M. Kim, H-S Cho, C. Lee, S. Lee
Korea Institute of Energy Research (KIER),
Keywords: Ni-based electrodes, alkaline water electrolysis, dynamic operation stability
Summary:Due to the accelerating paradigm shift toward renewable energy, water electrolysis systems have been evaluated for their ability to act as long-term renewable energy stores, wherein the energy is stored in the form of hydrogen gas. However, when renewable energy sources are employed, the power provided is intermittent, and so the development of highly active and durable electrode materials that function under these conditions is necessary for the commercialization of water electrolyzers.

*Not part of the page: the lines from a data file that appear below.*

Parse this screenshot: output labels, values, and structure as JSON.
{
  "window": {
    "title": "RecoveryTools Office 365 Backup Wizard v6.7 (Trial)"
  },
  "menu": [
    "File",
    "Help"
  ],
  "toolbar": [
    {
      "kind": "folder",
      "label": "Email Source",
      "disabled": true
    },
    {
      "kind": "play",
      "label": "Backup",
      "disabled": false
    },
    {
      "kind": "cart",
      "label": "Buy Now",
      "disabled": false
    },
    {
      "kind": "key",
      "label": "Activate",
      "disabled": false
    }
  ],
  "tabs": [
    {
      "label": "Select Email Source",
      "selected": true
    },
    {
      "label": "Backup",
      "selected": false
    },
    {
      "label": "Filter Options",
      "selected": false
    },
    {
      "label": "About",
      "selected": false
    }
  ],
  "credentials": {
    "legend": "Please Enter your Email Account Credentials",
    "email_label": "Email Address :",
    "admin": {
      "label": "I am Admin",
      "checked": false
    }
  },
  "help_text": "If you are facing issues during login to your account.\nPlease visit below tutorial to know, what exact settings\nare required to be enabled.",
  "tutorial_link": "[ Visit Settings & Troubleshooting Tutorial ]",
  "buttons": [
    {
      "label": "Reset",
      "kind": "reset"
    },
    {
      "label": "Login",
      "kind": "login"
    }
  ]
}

Compared to other types of electrolysis systems, alkaline water electrolyzers have the advantage of using low-cost electrode materials for the electrochemical water-splitting reactions, wherein the electrochemical oxygen evolution reaction (OER) and the hydrogen evolution reaction (HER) occur at the anode and cathode, respectively. Although significant progress has been made in enhancing catalytic activities for both HER and OER using Ni-based electrodes, several studies have recently reported that those Ni-based electrodes undergo irreversible degradation in the dynamic operating environment, thereby leading to issues regarding their stability. In particular, commercial alkaline water electrolyzers directly utilize renewable energy sources, and as a result, the irregular power supply accelerates severe degradation of the Ni-based electrodes due to irreversible surface oxidation, structural defects or collapse of the layered structure. It is therefore desirable to develop durable Ni-based electrodes that exhibit a long-term stability under dynamic operating conditions. Herein, we designed and fabricated Ni-based binary electrodes for alkaline water electrolyzers (porous Ni-Al electrodes for HER, Ni-Fe LDH electrodes for OER), and evaluated their electrochemical performance and under dynamic operating conditions. Importantly, no significant OER & HER performance degradation was observed after the lab-scale dynamic operation tests, and no structural deformation or metal ion dissolution were found to occur. We believe that the findings of this research are therefore attractive whom interested in industrially relevant and cost-effective electrode materials for use in various electrochemical systems.